The Whitney Plantation is the best solution I’ve seen to the challenge of honoring the past and preparing for a better future. It’s Black-led and Black-centering. This is the plantation that all the white people on Twitter complain about, I’m pretty sure, for talking about the lives of enslaved people when some white folks just wanted to see a pretty southern picture of “the good ole days.”
The Whitney Plantation is also the place where I go when I need someone to educate me more about American history. Going to the Whitney has helped hammer home some hard lessons, particularly when facing my own lack of education concerning the racist history of the US. Growing up white in the north, I had no concept of the magnitude of suffering under slavery, nor did I understand the extent of its impact and its repercussions today. I feel strongly about paying to make sure that education continues to be available to everyone, including me.
Other efforts which aren’t reparations, but are worth noting:
These are not reparations, but efforts to which we contribute money that we feel are also important in addressing societal marginalizations and inequities.
The New Inquiry, a progressive feminist magazine of cultural and literary criticism which has introduced me to many ideas over the past couple of years.

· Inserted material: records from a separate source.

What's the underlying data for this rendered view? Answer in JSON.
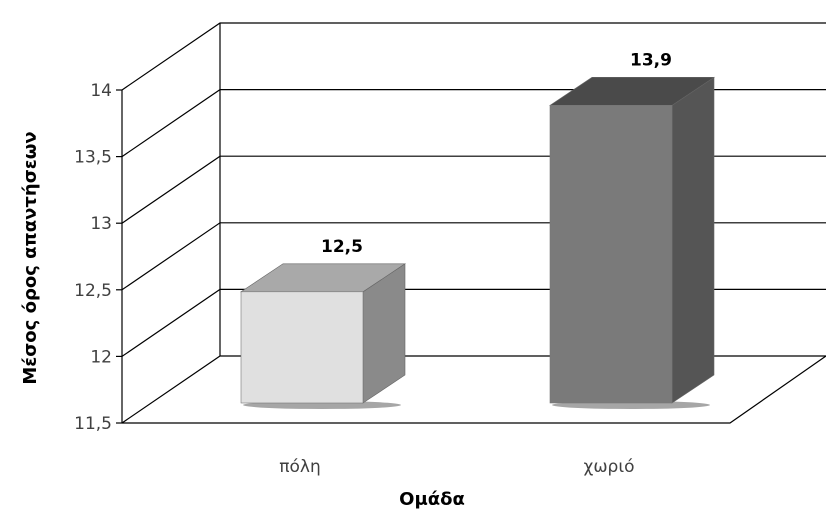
{
  "chart_data": {
    "type": "bar",
    "style": "3d-column",
    "categories": [
      "πόλη",
      "χωριό"
    ],
    "values": [
      12.5,
      13.9
    ],
    "value_labels": [
      "12,5",
      "13,9"
    ],
    "xlabel": "Ομάδα",
    "ylabel": "Μέσος όρος απαντήσεων",
    "ylim": [
      11.5,
      14.0
    ],
    "yticks": [
      11.5,
      12,
      12.5,
      13,
      13.5,
      14
    ],
    "ytick_labels": [
      "11,5",
      "12",
      "12,5",
      "13",
      "13,5",
      "14"
    ],
    "grid": true,
    "legend": "none",
    "colors": {
      "bar_1_front": "#e0e0e0",
      "bar_1_top": "#a9a9a9",
      "bar_1_side": "#8a8a8a",
      "bar_2_front": "#7a7a7a",
      "bar_2_top": "#4a4a4a",
      "bar_2_side": "#555555",
      "grid": "#000000"
    }
  }
}
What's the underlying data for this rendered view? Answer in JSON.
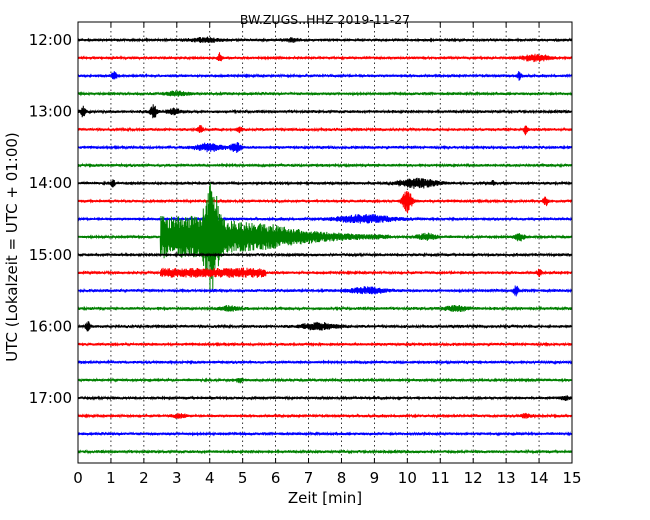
{
  "chart_data": {
    "type": "line",
    "title": "BW.ZUGS..HHZ 2019-11-27",
    "xlabel": "Zeit  [min]",
    "ylabel": "UTC (Lokalzeit = UTC + 01:00)",
    "xlim": [
      0,
      15
    ],
    "x_ticks": [
      0,
      1,
      2,
      3,
      4,
      5,
      6,
      7,
      8,
      9,
      10,
      11,
      12,
      13,
      14,
      15
    ],
    "x_tick_labels": [
      "0",
      "1",
      "2",
      "3",
      "4",
      "5",
      "6",
      "7",
      "8",
      "9",
      "10",
      "11",
      "12",
      "13",
      "14",
      "15"
    ],
    "y_tick_labels": [
      "12:00",
      "13:00",
      "14:00",
      "15:00",
      "16:00",
      "17:00"
    ],
    "trace_interval_min": 15,
    "grid": "vertical dotted",
    "legend": "none",
    "colors": [
      "#000000",
      "#ff0000",
      "#0000ff",
      "#008000"
    ],
    "traces": [
      {
        "start": "12:00",
        "color": "#000000",
        "events": [
          {
            "t": 3.9,
            "amp": 0.35,
            "dur": 0.6
          },
          {
            "t": 6.5,
            "amp": 0.25,
            "dur": 0.3
          }
        ]
      },
      {
        "start": "12:15",
        "color": "#ff0000",
        "events": [
          {
            "t": 4.3,
            "amp": 0.8,
            "dur": 0.08
          },
          {
            "t": 13.9,
            "amp": 0.5,
            "dur": 0.6
          }
        ]
      },
      {
        "start": "12:30",
        "color": "#0000ff",
        "events": [
          {
            "t": 1.1,
            "amp": 0.7,
            "dur": 0.1
          },
          {
            "t": 13.4,
            "amp": 0.6,
            "dur": 0.1
          }
        ]
      },
      {
        "start": "12:45",
        "color": "#008000",
        "events": [
          {
            "t": 3.0,
            "amp": 0.3,
            "dur": 0.5
          }
        ]
      },
      {
        "start": "13:00",
        "color": "#000000",
        "events": [
          {
            "t": 0.15,
            "amp": 0.8,
            "dur": 0.1
          },
          {
            "t": 2.3,
            "amp": 1.1,
            "dur": 0.15
          },
          {
            "t": 2.9,
            "amp": 0.4,
            "dur": 0.3
          }
        ]
      },
      {
        "start": "13:15",
        "color": "#ff0000",
        "events": [
          {
            "t": 3.7,
            "amp": 0.7,
            "dur": 0.1
          },
          {
            "t": 4.9,
            "amp": 0.4,
            "dur": 0.1
          },
          {
            "t": 13.6,
            "amp": 0.9,
            "dur": 0.08
          }
        ]
      },
      {
        "start": "13:30",
        "color": "#0000ff",
        "events": [
          {
            "t": 4.0,
            "amp": 0.6,
            "dur": 0.6
          },
          {
            "t": 4.8,
            "amp": 0.8,
            "dur": 0.2
          }
        ]
      },
      {
        "start": "13:45",
        "color": "#008000",
        "events": []
      },
      {
        "start": "14:00",
        "color": "#000000",
        "events": [
          {
            "t": 1.05,
            "amp": 0.6,
            "dur": 0.1
          },
          {
            "t": 10.3,
            "amp": 0.7,
            "dur": 0.8
          },
          {
            "t": 12.6,
            "amp": 0.4,
            "dur": 0.1
          }
        ]
      },
      {
        "start": "14:15",
        "color": "#ff0000",
        "events": [
          {
            "t": 10.0,
            "amp": 1.8,
            "dur": 0.2
          },
          {
            "t": 14.2,
            "amp": 0.7,
            "dur": 0.1
          }
        ]
      },
      {
        "start": "14:30",
        "color": "#0000ff",
        "events": [
          {
            "t": 8.7,
            "amp": 0.6,
            "dur": 1.2
          }
        ]
      },
      {
        "start": "14:45",
        "color": "#008000",
        "events": [
          {
            "t": 2.5,
            "amp": 3.3,
            "dur": 7.0,
            "onset": true
          },
          {
            "t": 4.05,
            "amp": 7.5,
            "dur": 0.3
          },
          {
            "t": 10.6,
            "amp": 0.5,
            "dur": 0.4
          },
          {
            "t": 13.4,
            "amp": 0.6,
            "dur": 0.2
          }
        ]
      },
      {
        "start": "15:00",
        "color": "#000000",
        "events": []
      },
      {
        "start": "15:15",
        "color": "#ff0000",
        "events": [
          {
            "t": 2.5,
            "amp": 0.6,
            "dur": 3.2,
            "box": true
          },
          {
            "t": 14.0,
            "amp": 0.5,
            "dur": 0.1
          }
        ]
      },
      {
        "start": "15:30",
        "color": "#0000ff",
        "events": [
          {
            "t": 8.8,
            "amp": 0.5,
            "dur": 0.8
          },
          {
            "t": 13.3,
            "amp": 0.8,
            "dur": 0.1
          }
        ]
      },
      {
        "start": "15:45",
        "color": "#008000",
        "events": [
          {
            "t": 4.6,
            "amp": 0.4,
            "dur": 0.4
          },
          {
            "t": 11.5,
            "amp": 0.4,
            "dur": 0.5
          }
        ]
      },
      {
        "start": "16:00",
        "color": "#000000",
        "events": [
          {
            "t": 0.3,
            "amp": 0.7,
            "dur": 0.1
          },
          {
            "t": 7.3,
            "amp": 0.5,
            "dur": 0.8
          }
        ]
      },
      {
        "start": "16:15",
        "color": "#ff0000",
        "events": []
      },
      {
        "start": "16:30",
        "color": "#0000ff",
        "events": []
      },
      {
        "start": "16:45",
        "color": "#008000",
        "events": [
          {
            "t": 4.9,
            "amp": 0.4,
            "dur": 0.1
          }
        ]
      },
      {
        "start": "17:00",
        "color": "#000000",
        "events": [
          {
            "t": 14.8,
            "amp": 0.3,
            "dur": 0.2
          }
        ]
      },
      {
        "start": "17:15",
        "color": "#ff0000",
        "events": [
          {
            "t": 3.1,
            "amp": 0.3,
            "dur": 0.3
          },
          {
            "t": 13.6,
            "amp": 0.3,
            "dur": 0.2
          }
        ]
      },
      {
        "start": "17:30",
        "color": "#0000ff",
        "events": []
      },
      {
        "start": "17:45",
        "color": "#008000",
        "events": []
      }
    ]
  }
}
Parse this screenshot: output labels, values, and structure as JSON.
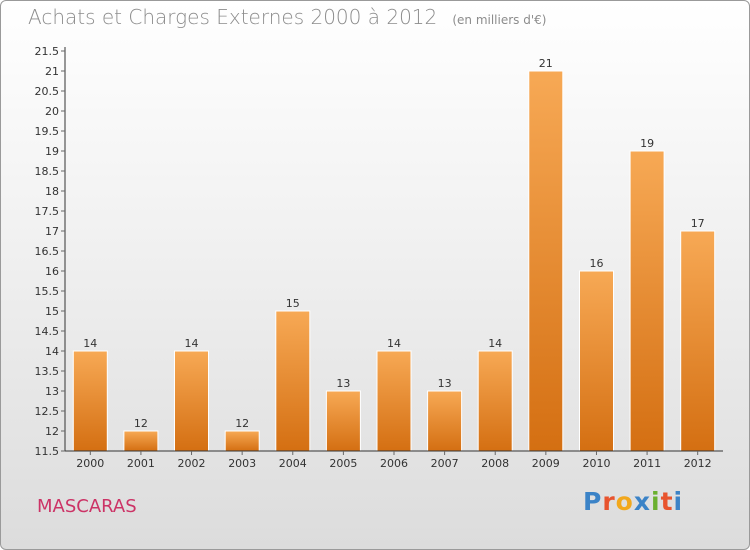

Basically any non-Republican political challenger of a Republican in an upcoming election. I truly believe that the Republican party depends on racism (and other oppressions of the kyriarchy) in order to function. Amy McGrath is running to defeat Mitch McConnell in Kentucky. There are several challengers to David Perdue in Georgia. Dan Whitfield is trying to oust Tom Cotton in Arkansas. Sara Gideon is trying to get rid of Susan Collins in Maine.
Want to make the electoral process better, overall? Stacey Abrams is doing amazing work, with her Fair Fight initiative.
There is no addressing the history of the USA without attempting to make amends, as individuals as well as a collective of people who benefit from the legacies of slavery. Reparations are important.
If you’ve been uncertain how to make reparations, or what they are, I hope this post helped you. I hope you go forth and make reparations, yourself, if you aren’t Black or an indigenous person.
If you aren’t sure when you could make reparations, today is a good day to start. Another traditional time to look at reparations is tax season. Any day is a good day to make reparations, however — don’t let a date hold you back.